“The unveiling of my renewal project was like a wedding day: when everyone you've ever known shows up in one place. People from all stages of my life (childhood, high school, college, colleagues from all four of my former workplaces, plus blood relatives) came to explore the idea of documenting life, and how I've documented mine. In the end, I did what I set out to do—to prove to myself that I can drive a creative project outside of a given institution or administrative realm.”
For her renewal, arts administrator Ann Laker intended to take creative time solely for herself in the form of creating social practice art by working with thirty years of her own collected diary entries. She utilized the talent of designer, Andy Fry, who scanned her square-inch diaries into 10,000 individual image files. Then, with the assistance of designer Nina Cochran, Laker developed a website to showcase the diaries. After nine months of work, the Whens series mutated into a “many tentacled animal, because it needed to have multiple points of entry for readers to engage.” Her strategy for this included Twitter and Instagram feeds, a website, and an eight day pop-up exhibition at the Carpentry Building on the old Central State campus.

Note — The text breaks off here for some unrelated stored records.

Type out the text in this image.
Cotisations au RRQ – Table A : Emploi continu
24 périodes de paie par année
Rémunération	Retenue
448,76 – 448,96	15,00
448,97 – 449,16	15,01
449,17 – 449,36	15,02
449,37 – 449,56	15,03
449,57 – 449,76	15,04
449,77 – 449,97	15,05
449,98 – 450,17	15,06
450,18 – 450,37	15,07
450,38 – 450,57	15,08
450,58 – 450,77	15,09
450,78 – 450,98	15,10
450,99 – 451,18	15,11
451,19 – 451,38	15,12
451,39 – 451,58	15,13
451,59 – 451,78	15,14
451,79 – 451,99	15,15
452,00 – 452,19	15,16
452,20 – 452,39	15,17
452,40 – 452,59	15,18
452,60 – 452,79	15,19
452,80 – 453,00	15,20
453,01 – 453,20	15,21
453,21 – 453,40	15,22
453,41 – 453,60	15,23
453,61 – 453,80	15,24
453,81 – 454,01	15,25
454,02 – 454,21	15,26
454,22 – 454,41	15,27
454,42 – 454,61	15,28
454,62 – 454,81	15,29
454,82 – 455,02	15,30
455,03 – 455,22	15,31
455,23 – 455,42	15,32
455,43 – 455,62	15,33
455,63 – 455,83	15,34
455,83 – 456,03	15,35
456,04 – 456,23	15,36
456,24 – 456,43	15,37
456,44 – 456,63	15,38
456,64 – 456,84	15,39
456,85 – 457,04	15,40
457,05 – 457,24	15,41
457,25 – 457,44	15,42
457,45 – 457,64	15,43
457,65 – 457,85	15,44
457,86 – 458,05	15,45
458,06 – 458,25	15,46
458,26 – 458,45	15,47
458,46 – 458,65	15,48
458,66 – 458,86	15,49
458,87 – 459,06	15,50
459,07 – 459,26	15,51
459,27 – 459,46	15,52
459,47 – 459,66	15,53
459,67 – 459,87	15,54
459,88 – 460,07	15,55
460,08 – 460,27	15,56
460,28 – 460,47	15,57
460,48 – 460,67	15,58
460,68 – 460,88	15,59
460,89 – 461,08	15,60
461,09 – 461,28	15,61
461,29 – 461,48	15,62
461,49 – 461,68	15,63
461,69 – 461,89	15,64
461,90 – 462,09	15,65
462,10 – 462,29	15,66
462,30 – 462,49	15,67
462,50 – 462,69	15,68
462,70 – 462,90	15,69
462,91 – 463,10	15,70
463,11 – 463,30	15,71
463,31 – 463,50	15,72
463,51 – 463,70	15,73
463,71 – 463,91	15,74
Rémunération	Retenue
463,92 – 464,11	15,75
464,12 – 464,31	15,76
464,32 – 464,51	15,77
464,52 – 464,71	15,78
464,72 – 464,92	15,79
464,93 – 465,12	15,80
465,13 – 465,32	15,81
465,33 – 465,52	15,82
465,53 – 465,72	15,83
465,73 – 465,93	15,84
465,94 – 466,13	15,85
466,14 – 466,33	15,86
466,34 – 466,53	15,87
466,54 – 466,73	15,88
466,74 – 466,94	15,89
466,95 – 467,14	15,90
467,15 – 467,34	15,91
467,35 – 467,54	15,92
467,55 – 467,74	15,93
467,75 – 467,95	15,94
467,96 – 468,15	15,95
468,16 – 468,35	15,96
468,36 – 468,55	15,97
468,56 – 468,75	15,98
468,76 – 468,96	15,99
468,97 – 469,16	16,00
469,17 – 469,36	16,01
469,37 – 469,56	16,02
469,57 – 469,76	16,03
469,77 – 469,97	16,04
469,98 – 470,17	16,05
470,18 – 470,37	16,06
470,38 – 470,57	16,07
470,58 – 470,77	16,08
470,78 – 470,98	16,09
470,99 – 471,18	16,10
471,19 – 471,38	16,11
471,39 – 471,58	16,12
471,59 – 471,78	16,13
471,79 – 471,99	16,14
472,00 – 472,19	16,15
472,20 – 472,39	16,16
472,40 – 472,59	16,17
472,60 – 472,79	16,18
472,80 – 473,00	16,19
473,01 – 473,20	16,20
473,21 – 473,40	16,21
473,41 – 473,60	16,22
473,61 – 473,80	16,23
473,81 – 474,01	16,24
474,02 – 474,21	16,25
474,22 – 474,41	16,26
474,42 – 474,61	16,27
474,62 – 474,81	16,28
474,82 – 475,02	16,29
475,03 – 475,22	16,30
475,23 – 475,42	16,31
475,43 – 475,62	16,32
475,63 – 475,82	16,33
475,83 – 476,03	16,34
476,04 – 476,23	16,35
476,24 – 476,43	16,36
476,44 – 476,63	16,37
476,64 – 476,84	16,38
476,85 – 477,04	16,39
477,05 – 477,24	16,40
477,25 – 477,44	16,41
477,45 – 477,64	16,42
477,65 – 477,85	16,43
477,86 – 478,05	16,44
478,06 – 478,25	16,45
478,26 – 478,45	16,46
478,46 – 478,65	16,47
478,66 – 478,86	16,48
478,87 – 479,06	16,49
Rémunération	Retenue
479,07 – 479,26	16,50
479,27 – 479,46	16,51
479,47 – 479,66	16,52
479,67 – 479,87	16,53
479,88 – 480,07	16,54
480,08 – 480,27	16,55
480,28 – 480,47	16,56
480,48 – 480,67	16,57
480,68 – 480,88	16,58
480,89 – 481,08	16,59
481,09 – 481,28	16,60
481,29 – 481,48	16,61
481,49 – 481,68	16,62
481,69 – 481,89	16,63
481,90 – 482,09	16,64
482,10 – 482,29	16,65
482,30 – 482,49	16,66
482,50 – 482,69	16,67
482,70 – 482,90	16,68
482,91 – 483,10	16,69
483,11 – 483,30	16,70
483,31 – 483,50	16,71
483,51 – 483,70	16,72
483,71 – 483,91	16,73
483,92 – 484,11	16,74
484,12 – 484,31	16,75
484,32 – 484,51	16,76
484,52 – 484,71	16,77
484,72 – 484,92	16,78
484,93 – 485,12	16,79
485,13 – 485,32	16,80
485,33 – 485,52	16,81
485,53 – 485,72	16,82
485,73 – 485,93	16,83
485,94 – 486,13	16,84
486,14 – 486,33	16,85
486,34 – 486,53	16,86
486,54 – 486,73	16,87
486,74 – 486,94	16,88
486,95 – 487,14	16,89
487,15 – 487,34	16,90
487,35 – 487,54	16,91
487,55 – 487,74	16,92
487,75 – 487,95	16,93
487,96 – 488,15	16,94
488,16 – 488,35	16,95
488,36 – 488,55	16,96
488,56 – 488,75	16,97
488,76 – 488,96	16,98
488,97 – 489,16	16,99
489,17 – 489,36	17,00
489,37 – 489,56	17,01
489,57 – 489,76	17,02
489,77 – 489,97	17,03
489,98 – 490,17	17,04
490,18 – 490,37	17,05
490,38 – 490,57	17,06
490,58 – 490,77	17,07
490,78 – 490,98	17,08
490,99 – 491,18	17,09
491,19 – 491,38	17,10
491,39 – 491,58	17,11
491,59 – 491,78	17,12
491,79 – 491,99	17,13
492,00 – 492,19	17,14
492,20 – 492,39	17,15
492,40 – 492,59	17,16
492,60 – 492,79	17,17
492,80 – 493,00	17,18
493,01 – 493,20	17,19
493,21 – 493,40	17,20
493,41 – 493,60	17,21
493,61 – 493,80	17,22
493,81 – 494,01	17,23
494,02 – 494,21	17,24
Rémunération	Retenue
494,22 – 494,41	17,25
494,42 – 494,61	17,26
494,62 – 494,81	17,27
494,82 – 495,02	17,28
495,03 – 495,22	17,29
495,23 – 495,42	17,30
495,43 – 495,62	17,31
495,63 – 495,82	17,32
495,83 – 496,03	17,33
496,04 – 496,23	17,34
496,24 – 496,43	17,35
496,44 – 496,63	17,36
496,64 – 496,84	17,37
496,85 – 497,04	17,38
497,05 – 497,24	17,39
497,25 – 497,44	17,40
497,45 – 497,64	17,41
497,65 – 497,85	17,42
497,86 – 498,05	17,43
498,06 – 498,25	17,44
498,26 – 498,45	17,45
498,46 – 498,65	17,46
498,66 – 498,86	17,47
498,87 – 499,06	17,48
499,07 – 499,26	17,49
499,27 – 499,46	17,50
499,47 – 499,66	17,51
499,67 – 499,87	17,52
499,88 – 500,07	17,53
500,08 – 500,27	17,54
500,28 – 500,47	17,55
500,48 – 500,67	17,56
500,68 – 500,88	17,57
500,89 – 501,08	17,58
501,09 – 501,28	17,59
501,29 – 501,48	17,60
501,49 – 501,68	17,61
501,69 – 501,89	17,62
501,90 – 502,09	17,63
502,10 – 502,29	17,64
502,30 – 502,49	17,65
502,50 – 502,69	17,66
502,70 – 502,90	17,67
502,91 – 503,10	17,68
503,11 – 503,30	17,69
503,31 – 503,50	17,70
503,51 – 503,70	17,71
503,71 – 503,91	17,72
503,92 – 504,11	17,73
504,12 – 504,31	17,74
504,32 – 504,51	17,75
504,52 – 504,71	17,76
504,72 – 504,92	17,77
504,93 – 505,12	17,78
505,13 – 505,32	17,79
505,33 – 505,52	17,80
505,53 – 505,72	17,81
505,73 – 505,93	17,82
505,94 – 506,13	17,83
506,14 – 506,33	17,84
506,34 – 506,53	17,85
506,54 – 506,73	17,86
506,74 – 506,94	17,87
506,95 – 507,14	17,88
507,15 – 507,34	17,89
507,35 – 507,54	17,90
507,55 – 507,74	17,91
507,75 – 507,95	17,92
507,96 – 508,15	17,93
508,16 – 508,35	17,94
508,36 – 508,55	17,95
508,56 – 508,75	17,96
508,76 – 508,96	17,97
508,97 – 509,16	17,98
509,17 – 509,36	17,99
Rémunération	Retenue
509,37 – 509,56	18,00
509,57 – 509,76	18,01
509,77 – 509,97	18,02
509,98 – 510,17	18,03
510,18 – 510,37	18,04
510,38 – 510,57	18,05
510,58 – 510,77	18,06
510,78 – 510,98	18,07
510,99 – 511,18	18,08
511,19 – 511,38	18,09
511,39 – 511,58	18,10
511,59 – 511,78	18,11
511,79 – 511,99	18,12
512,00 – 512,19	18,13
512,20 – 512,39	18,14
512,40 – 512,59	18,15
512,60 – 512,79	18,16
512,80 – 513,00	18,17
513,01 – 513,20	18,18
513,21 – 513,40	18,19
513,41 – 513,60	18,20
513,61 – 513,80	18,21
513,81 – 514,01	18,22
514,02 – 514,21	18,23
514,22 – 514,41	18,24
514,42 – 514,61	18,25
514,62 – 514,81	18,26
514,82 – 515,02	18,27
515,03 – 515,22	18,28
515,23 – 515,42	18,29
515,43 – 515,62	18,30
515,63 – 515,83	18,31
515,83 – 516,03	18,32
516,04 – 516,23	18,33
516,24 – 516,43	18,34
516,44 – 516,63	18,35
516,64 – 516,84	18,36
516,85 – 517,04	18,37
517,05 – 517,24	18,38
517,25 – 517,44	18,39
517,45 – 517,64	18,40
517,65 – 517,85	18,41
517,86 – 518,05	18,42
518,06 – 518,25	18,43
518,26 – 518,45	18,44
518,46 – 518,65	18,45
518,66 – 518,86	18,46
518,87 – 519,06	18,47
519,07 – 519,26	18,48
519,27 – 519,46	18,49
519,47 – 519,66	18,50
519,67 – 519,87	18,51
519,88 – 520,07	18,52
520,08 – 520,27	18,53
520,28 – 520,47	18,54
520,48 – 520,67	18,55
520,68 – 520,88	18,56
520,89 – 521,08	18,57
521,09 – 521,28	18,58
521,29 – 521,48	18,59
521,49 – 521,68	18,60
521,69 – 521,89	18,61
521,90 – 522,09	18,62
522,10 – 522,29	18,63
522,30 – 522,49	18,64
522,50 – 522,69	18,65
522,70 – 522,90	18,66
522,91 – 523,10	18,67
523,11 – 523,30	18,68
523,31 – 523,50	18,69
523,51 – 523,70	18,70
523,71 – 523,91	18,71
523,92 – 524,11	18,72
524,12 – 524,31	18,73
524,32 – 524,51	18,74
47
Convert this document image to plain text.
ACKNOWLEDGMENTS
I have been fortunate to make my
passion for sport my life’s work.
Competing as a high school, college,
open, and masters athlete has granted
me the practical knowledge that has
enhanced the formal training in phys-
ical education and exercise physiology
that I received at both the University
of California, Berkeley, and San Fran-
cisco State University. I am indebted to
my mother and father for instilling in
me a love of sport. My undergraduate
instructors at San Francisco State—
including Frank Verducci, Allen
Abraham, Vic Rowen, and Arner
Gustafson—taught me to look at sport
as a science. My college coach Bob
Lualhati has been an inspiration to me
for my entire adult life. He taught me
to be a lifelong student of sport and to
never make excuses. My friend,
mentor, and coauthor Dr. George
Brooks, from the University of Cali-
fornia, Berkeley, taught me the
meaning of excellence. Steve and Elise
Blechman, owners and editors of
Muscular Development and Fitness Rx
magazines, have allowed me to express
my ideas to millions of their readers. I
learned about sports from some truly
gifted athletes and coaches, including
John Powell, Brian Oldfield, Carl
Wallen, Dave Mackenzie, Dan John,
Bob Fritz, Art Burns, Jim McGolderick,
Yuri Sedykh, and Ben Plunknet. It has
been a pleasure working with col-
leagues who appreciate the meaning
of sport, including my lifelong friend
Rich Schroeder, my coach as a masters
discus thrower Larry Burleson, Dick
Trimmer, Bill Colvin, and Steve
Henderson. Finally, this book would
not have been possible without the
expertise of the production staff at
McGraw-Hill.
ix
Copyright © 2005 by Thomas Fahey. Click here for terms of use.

The unveiling of Laker’s renewal project helped her understand a side of her industry she had never experienced: what it is like to be the artist. “The history of my work in the arts has been about supporting, showcasing, and promoting the work of other artists,” she says. “So it was strange and somewhat nerve-wracking to be the artist myself. It was satisfying to lean on my collaborators to get the job done and to have them stick with me through all the minutiae. Their steadfast trust was great to receive.”
Laker’s reflection on her renewal project always comes back to the joy of taking raw material, something she’s created almost out of habit throughout her adult life, and finally putting it in front of people. The audience reacted to her work with seriousness, reflection, empathy, even gratitude. Some patrons responded to her transparency in like, sharing with Laker emotional episodes from their own lives. Laker was surprised by these responses and she considers them as gifts that will continue to fuel her creativity.